On lui avait pris tout le reste, même son honneur.

 

Et il allait devoir expliquer tout ça à une petite fille de douze ans.

 

Tellement stérile, tellement inutile.

 

Jean donna un coup de pédale rageur en pénétrant dans la rue des Chasses-Marées. D’après Henri, c’était là que se trouvait l’hôpital religieux auquel on avait confié la fille de Cécile.

 

Il explora la place d’un seul regard, et repéra rapidement la grande bâtisse grise et nue. Jean s’approcha, et vit une plaque en ferraille, passablement rouillée, accrochée à la porte.

 

« Hôpital de la Charité.

Petites Sœurs Bénédictines de Lewarde »

 

Comme un bel œillet à une boutonnière défraîchie.

 

Il chercha des yeux un coin d’ombre où disparaître si jamais une patrouille pointait son nez, pria pour que personne ne guette ce qui se passait dans la rue à cette heure de la nuit, et s’approcha des fenêtres les plus basses.

Il n’y avait pas de lumière, mais pas de rideaux non plus.

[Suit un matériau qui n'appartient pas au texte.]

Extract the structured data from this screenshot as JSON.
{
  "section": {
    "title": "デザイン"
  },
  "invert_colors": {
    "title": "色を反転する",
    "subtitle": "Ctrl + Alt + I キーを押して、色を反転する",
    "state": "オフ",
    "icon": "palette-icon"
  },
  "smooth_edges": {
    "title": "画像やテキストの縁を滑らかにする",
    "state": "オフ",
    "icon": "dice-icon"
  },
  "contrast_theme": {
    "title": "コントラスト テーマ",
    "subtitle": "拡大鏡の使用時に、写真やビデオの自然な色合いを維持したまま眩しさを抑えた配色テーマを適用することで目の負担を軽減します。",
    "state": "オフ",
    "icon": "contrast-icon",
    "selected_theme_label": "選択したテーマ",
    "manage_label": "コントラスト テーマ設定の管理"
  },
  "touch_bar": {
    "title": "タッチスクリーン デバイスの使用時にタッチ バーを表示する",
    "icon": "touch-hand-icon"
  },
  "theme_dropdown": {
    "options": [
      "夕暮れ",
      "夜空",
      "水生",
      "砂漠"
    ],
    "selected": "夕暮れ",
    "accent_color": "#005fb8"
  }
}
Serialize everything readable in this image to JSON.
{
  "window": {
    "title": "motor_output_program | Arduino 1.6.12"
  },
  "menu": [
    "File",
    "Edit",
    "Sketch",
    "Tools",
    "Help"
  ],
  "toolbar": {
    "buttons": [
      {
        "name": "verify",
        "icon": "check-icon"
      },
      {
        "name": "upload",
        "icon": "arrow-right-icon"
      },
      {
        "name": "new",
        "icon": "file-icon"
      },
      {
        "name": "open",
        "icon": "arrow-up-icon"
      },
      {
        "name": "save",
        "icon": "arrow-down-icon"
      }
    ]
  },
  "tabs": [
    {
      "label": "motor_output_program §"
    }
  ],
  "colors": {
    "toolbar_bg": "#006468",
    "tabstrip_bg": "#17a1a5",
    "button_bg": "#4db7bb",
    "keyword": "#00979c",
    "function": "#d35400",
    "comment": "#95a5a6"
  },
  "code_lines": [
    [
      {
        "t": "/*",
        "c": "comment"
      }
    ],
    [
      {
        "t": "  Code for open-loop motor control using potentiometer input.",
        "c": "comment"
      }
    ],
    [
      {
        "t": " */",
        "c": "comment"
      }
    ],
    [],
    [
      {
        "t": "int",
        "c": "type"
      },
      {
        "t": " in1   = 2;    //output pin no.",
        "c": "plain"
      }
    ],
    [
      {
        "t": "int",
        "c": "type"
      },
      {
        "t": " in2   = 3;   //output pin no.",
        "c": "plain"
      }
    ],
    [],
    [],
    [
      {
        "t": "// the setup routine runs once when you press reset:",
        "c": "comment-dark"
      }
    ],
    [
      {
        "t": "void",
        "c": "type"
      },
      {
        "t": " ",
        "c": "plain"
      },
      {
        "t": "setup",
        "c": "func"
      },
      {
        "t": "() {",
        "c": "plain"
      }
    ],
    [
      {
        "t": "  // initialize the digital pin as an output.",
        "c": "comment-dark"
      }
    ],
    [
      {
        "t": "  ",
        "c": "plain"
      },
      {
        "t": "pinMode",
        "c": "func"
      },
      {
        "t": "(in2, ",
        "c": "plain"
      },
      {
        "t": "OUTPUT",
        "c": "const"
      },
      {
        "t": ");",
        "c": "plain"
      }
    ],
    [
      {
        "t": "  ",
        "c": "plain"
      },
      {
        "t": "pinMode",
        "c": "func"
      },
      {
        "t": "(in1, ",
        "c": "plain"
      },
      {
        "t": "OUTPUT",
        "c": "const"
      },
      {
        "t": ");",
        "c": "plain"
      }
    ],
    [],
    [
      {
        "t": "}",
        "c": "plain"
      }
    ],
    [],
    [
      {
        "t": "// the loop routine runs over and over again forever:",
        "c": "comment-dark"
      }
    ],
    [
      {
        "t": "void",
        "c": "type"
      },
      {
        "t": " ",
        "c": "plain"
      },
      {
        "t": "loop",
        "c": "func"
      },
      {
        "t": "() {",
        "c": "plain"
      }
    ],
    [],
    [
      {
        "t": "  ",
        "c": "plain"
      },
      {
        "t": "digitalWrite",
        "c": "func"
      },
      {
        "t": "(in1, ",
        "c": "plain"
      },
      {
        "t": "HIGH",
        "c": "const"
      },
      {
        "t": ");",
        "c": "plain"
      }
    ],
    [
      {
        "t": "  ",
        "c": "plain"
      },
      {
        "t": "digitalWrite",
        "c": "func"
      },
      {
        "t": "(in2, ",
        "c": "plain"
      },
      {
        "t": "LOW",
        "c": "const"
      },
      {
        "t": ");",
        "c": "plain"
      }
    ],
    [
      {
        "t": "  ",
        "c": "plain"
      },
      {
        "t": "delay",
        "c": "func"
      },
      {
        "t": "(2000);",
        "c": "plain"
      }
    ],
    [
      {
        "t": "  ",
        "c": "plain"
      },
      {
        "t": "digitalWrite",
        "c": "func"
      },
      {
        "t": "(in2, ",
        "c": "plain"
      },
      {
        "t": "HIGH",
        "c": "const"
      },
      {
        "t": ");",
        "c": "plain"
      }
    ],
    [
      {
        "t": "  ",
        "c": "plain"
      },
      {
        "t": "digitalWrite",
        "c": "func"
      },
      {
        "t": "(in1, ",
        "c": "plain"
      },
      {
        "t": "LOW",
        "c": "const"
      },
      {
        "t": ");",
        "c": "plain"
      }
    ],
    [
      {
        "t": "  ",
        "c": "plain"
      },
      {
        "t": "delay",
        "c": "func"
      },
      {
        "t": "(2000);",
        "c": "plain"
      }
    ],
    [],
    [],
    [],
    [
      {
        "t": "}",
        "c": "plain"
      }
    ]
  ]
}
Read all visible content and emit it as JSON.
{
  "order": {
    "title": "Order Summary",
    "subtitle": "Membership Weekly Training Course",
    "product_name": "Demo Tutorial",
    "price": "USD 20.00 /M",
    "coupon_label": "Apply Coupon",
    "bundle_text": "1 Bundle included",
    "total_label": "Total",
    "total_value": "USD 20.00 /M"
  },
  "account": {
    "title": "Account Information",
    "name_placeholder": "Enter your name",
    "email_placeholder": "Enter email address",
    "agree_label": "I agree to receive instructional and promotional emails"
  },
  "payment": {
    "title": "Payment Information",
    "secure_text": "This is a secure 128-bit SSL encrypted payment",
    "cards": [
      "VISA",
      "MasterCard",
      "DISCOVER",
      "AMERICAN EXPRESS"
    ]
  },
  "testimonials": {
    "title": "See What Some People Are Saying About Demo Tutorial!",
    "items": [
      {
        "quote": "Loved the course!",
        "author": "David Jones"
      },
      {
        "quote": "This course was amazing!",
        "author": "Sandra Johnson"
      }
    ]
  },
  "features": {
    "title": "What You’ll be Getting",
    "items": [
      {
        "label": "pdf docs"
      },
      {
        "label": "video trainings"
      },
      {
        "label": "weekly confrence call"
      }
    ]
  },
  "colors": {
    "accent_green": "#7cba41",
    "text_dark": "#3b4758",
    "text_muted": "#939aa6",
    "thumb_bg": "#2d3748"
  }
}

Jean descendit de son vélo, le dissimula dans une impasse sans faire grincer la chaîne une seule fois, et retourna examiner ce qui se passait derrière le carreau. On distinguait une grande pièce, aux murs nus, le long desquels étaient alignés une vingtaine de lits de fortune, tous occupés. Il savait bien qu’au rez-de-chaussée, c’étaient les blessés graves et les plus vieux que l’on gardait, afin de les tenir prêts à gagner la cave plus vite en cas de bombardements.  Jean leva les yeux. Aglaé devait se trouver plus haut.

 

Jeune, il se pensait capable de grimper facilement à la gouttière et d’arriver ainsi en moins de deux au premier étage.

Réaliste, il savait bien que ce genre de prouesses, ça n’était possible que dans les romans, et qu’il ferait mieux de trouver une technique moins casse-gueule pour arriver jusqu’à la dame de ses pensées.

Preux chevalier désarmé, il retourna dans la voyette où il avait garé son destrier. Comme il s’en était douté au premier abord, elle faisait juste l’angle de l’hôpital, et cette tâche brune qu’il apercevait au milieu des briques devait être la porte de service qui servait à faire rentrer les vivres aux cuisines, ou quelque chose comme ça.

C’était la nuit, c’était la guerre, elle ne pouvait qu’être fermée à clé. Jean s’accroupit près de sa bicyclette, et sourit dans la nuit. D’accord, ce qu’il allait faire était encore pire que de grimper à la gouttière sur le plan romanesque.

 

Doucement, méthodiquement, il s’appliqua à arracher un rayon à sa roue avant. Ce ne fut pas bien difficile. Cet antique véhicule avait appartenu à sa mère ; le temps et le nombre de coups de pieds rageurs que Jean avait donné dedans, furieux du ridicule que jetait sur lui cette monture démodée, avaient fait leur œuvre. Quelques minutes plus tard, il était penché sur la porte arrière d’un hôpital de charité, à faire jouer une tige de métal tordue dans la serrure. Le déclic se fit rapidement, et Jean se retint de pousser un cri de victoire. Lagardère avait battu Arsène Lupin.

Le double héros populaire ouvrit la porte et pénétra à l’intérieur. Il faisait encore plus sombre que dans la ruelle. Doucement, sans faire de bruit, il rentra son vélo, afin de ne pas laisser de traces au cas sur le chemin des Boches, et referma le lourd battant de bois. A tâtons, il gagna le corridor, puis dénicha l’escalier. Degré par degré, prenant ses appuis aux extrémités des marches afin de ne pas les faire grincer, il arriva à l’étage.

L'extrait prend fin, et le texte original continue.